Despite their disparate past and incongruous present, Sam and Tess become friends and this rather quickly develops into a romance. As quick as it is, though, it is believable. I imagine this is mostly because Tracy and Hepburn were themselves falling in love. The chemistry is natural. Sam’s initial gruffness dissipates and he’s genuinely in love with Tess, who will soon be his wife.

That’s the beginning of the trouble both for Sam and Tess’s relationship and for the film itself. At first Sam is proud of Tess’s important work, but patience begins to wear thin the more she doesn’t do the simple things he thinks a wife should do. He has always felt inferior to her — this is shown early on when she’s the one entertaining important guests and he wanders around the room unsure where to sit down — and he has made peace with the fact that her job is probably more important than his, but does that have to extend into the home as well? No, the film says. Progressive women beware of responsibilities outside the home!

That message of balance is fine, and its wisdom applies nicely to men and women. However, Woman of the Year generates its laughs by humiliating Sam when Tess, in the middle of a conversation, doesn’t answer the phone, or, even funnier and more humiliating, when she doesn’t cook Sam eggs when he gets home from work and, indeed, has him cook some for her hungry assistant.
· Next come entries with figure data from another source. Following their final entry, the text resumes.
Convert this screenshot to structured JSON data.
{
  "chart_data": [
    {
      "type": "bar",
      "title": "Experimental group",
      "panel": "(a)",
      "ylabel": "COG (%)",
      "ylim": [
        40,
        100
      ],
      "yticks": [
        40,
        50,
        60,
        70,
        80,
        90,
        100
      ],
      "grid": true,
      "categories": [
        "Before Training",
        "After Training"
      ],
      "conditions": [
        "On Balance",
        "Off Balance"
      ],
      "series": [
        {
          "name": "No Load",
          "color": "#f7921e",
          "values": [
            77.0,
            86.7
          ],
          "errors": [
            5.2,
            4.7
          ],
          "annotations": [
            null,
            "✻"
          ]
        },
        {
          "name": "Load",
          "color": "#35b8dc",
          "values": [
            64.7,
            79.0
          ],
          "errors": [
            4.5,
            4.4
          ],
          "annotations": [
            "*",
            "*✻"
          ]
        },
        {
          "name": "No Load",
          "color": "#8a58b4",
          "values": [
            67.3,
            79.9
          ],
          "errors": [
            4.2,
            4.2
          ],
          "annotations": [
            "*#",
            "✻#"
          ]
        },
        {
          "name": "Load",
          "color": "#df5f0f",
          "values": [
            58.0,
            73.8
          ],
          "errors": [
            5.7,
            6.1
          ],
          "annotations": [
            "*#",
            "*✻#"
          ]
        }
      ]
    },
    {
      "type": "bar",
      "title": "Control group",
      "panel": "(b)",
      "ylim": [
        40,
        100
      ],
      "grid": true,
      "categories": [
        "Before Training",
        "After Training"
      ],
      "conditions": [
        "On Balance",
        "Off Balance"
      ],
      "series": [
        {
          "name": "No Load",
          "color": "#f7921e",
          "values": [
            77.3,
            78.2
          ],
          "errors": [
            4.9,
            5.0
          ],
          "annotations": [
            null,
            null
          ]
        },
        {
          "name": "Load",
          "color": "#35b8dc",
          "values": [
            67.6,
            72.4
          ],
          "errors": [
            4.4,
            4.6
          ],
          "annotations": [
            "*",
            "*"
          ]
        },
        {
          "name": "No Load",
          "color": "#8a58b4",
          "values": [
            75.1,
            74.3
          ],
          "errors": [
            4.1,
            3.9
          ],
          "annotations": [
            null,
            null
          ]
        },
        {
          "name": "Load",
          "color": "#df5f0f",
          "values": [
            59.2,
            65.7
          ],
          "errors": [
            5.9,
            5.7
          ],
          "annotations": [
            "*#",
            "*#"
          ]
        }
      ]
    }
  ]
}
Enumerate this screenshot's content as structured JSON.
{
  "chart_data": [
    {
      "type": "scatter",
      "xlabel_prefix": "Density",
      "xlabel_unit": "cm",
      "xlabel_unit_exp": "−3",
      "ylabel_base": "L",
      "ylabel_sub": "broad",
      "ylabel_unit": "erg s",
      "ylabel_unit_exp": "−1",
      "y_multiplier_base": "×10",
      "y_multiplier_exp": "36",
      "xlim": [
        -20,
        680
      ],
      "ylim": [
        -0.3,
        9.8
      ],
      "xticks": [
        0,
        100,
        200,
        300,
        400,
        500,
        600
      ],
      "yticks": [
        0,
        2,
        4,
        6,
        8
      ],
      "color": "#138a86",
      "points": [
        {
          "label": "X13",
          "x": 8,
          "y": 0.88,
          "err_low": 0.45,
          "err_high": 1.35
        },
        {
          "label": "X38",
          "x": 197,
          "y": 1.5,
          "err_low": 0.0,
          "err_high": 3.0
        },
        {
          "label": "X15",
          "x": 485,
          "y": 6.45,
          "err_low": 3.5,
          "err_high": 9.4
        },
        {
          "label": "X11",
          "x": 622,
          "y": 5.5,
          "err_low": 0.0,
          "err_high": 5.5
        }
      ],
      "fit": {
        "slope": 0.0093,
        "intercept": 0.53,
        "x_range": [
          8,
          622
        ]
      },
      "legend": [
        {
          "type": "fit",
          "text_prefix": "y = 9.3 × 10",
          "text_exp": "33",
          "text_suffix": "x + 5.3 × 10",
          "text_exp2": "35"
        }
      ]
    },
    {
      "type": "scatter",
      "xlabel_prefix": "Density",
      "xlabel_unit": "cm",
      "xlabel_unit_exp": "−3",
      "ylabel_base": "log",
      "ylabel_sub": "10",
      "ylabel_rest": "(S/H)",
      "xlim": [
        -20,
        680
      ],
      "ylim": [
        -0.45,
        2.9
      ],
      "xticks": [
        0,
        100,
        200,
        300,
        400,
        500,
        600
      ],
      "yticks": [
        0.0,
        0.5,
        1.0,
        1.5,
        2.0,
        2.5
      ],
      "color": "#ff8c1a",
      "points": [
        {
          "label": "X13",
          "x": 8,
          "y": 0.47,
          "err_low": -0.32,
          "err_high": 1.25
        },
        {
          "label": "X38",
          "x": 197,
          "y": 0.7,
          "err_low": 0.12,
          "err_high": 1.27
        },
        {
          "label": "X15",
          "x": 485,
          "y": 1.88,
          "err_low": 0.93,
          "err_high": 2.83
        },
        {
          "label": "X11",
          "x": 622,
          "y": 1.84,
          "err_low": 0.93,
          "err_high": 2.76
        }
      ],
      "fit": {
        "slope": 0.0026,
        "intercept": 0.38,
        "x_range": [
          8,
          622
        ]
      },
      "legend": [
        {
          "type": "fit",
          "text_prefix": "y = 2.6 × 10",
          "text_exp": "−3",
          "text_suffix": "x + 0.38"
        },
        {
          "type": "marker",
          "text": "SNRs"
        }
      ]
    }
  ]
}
For Woman of the Year, Tess isn’t failing because, due to her busy, successful life she is ignoring Sam or failing to love him; Tess is failing because she isn’t fulfilling her domestic duties as his wife.

Of course, the pressure of gender roles in a marriage is an important avenue to explore, but this film is mostly interested in warning women and reassuring men.

At least, that’s what the film we got is interested in. Woman of the Year, as originally written and filmed, was not meant to end the way it does here, which is offensively. Lardner and his co-writer were on vacation when Louis B. Mayer, producer Joseph L. Mankiewicz, and director Stevens realized the film’s original ending was not testing well with audiences. And so Tess has to have a “comeuppance,” as Lardner put it, and receive wisdom from Sam. Hepburn was not pleased.

This context makes the film fascinating as an object of its time (even more so than the trivia that it’s where Tracy and Hepburn met and started their lives and careers together). The Criterion edition is packed with great information: multiple interviews, most dealing with George Stevens and Katharine Hepburn, and two long documentaries: one of George Stevens and one on Spencer Tracy.